Plût au ciel que je fusse encore un petit grimaud d’école! Mais il n’y a pas loin de soixante ans bien sonnés que feu ma bonne mère, m’ayant préparé de ses mains une tartine de raisiné, la mit dans un panier dont elle me passa l’anse au bras, et me mena, ainsi muni, à la pension tenue par M. Douloir, entre cour et jardin, dans un angle du passage du Commerce, bien connu des moineaux. L’énorme M. Douloir nous sourit avec une grâce enjouée, et il me caressa la joue pour mieux exprimer, sans doute, la tendresse que je lui inspirais spontanément. Mais quand ma mère eut traversé la cour, au milieu des moineaux qui s’envolaient devant elle, M. Douloir ne souriait plus, il ne me témoignait plus aucune tendresse et paraissait, au contraire, me considérer comme un petit être fort incommode. Je reconnus depuis qu’il éprouvait des sentiments de cette nature à l’égard de tous ses élèves. Il nous distribuait les coups de férule avec une agilité qu’on n’eût point attendue de son épaisse corpulence. Mais sa première tendresse lui revenait chaque fois qu’il parlait à nos mères en notre présence, et alors, tout en vantant nos heureuses dispositions, il nous couvrait d’un regard affectueux. Ce fut un bien bon temps que celui que je passai sur les bancs de M. Douloir avec des petits camarades qui, comme moi, pleuraient et riaient de tout leur cœur, du matin au soir.
Après plus d’un demi-siècle, ces souvenirs remontent tout frais et clairs à la surface de mon âme, sous ce ciel étoilé, qui n’a pas changé depuis et dont les clartés immuables et sereines verront, sans faillir, bien d’autres écoliers comme j’étais, devenir des savants catarrheux et chenus comme je suis.

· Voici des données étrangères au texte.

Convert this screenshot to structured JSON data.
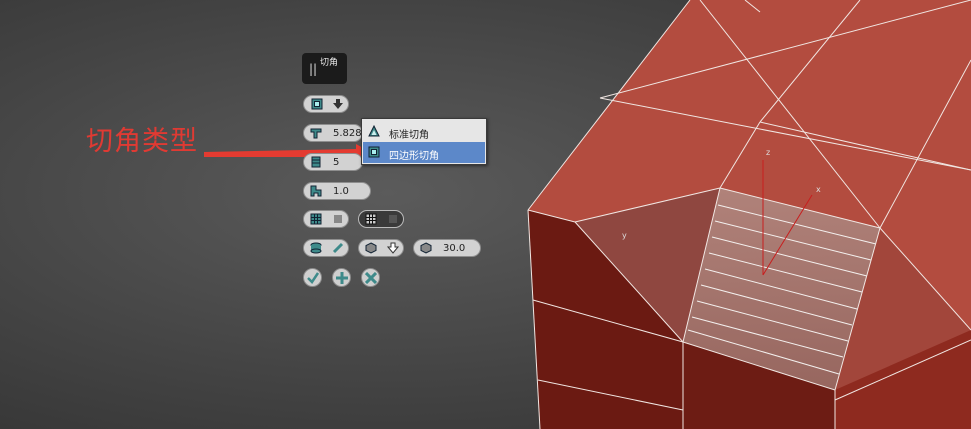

Étoiles, qui avez lui sur la tête légère ou pesante de tous mes ancêtres oubliés, c’est à votre clarté que je sens s’éveiller en moi un regret douloureux! Je voudrais avoir une postérité qui vous voie encore quand je ne vous verrai plus. Je serais père et grand-père si vous l’aviez voulu, Clémentine, vous dont les joues étaient si fraîches sous votre capote rose! Mais vous épousâtes M. Achille Allier, riche campagnard nivernais, un peu gentilhomme, car le vilain, son père, acquéreur de biens nationaux, avait acheté le chartrier de ses seigneurs avec leur château et leurs terres. Je ne vous ai pas revue depuis votre mariage, Clémentine, et j’imagine que votre vie coula belle, obscure et douce dans votre manoir rustique. J’appris un jour, par hasard, d’un de vos amis, que vous aviez quitté cette vie, laissant une fille qui vous ressemblait. À cette nouvelle, qui vingt ans auparavant eût révolté toutes les énergies de mon âme, il se fit en moi comme un grand silence; le sentiment qui me remplit tout entier fut, non pas une douleur aiguë, mais la tristesse profonde et tranquille d’une âme docile aux grands enseignements de la nature. J’ai compris que ce que j’avais aimé n’était qu’une ombre. Mais votre souvenir reste le charme de ma vie. Votre forme aimable, après s’être lentement flétrie, a disparu sous l’herbe grasse. La jeunesse de votre fille est déjà passée. Sa beauté sans doute est dépouillée. Et je vous vois toujours, Clémentine, avec vos boucles blondes et votre capote rose.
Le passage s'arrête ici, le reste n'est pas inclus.